Few people, least of all the Iraqi government, were surprised when Washington poured scorn on the Iraqi weapons declaration it had removed a week earlier from UN offices. 'Our analysis of the Iraqi declaration to this point shows problems with the declaration, gaps, omissions - all of this is troublesome,' US Secretary of State Colin Powell said on 18 December, shortly after the US distributed edited versions of the original 12,000-page document to non-permanent members of the UN Security Council. One US official told the daily New York Times the omissions were 'big enough to drive a tank through'.

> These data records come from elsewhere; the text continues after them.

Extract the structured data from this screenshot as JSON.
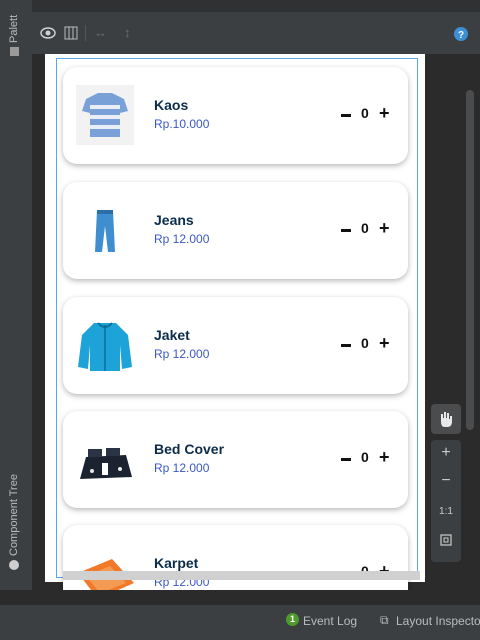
{
  "left_panel": {
    "palette_label": "Palett",
    "component_tree_label": "Component Tree"
  },
  "toolbar": {
    "icons": [
      "eye-icon",
      "columns-icon",
      "resize-horizontal-icon",
      "resize-vertical-icon",
      "help-icon"
    ]
  },
  "products": [
    {
      "name": "Kaos",
      "price": "Rp.10.000",
      "qty": "0",
      "minus": "−",
      "plus": "+"
    },
    {
      "name": "Jeans",
      "price": "Rp 12.000",
      "qty": "0",
      "minus": "−",
      "plus": "+"
    },
    {
      "name": "Jaket",
      "price": "Rp 12.000",
      "qty": "0",
      "minus": "−",
      "plus": "+"
    },
    {
      "name": "Bed Cover",
      "price": "Rp 12.000",
      "qty": "0",
      "minus": "−",
      "plus": "+"
    },
    {
      "name": "Karpet",
      "price": "Rp 12.000",
      "qty": "0",
      "minus": "−",
      "plus": "+"
    }
  ],
  "zoom": {
    "plus": "+",
    "minus": "−",
    "ratio": "1:1"
  },
  "status_bar": {
    "event_log_badge": "1",
    "event_log": "Event Log",
    "layout_inspector": "Layout Inspecto"
  },
  "colors": {
    "accent": "#3a57c8",
    "title": "#0b2c4a",
    "ide_bg": "#3c3f41",
    "outline": "#5ba4f0"
  }
}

Despite their access to unedited versions of the document, the other permanent members of the council remain disgruntled with the US' handling of the dossier. 'We are not happy that some people in Washington are trying to interpret in public the resolution in a way that is clearly prejudicing what inspectors say,' the Russian representative to the UN, Sergei Lavrov, said on 17 December, stressing that the situation was 'serious enough without provocations'.

UN chief weapons inspector Hans Blix was due to deliver his first assessment of the weapons declaration on 19 December, a day before the US administration was expected to make its own official pronouncement on whether the Iraqi declaration constituted a 'material breach' of the UN resolution - a possible precursor for war. Although the White House said that Iraqi President Saddam Hussein had missed his 'last chance' to come clean on the weapons programmes, US officials indicated that the key trigger for action would be if Baghdad resists UN demands to bring Iraqi scientists out of the country for questioning.

The question that will preoccupy the governments of the Middle East in the next month is whether the US is playing an elaborate and dangerous game of bluff. Washington and its most likely military ally, Britain, continue to hold the threat of the 'serious consequences' mentioned in UN Resolution 1441 over Saddam Hussein's head, with Pentagon officials confirming on 18 December that they had given preliminary approval for sending as many as 50,000 troops to the region.

The decision enables President Bush to order an attack against Baghdad by late January. Prime Minister Tony Blair also confirmed that the UK Defence Ministry has started a 'contingency deployment' of forces to the Gulf for a possible military campaign.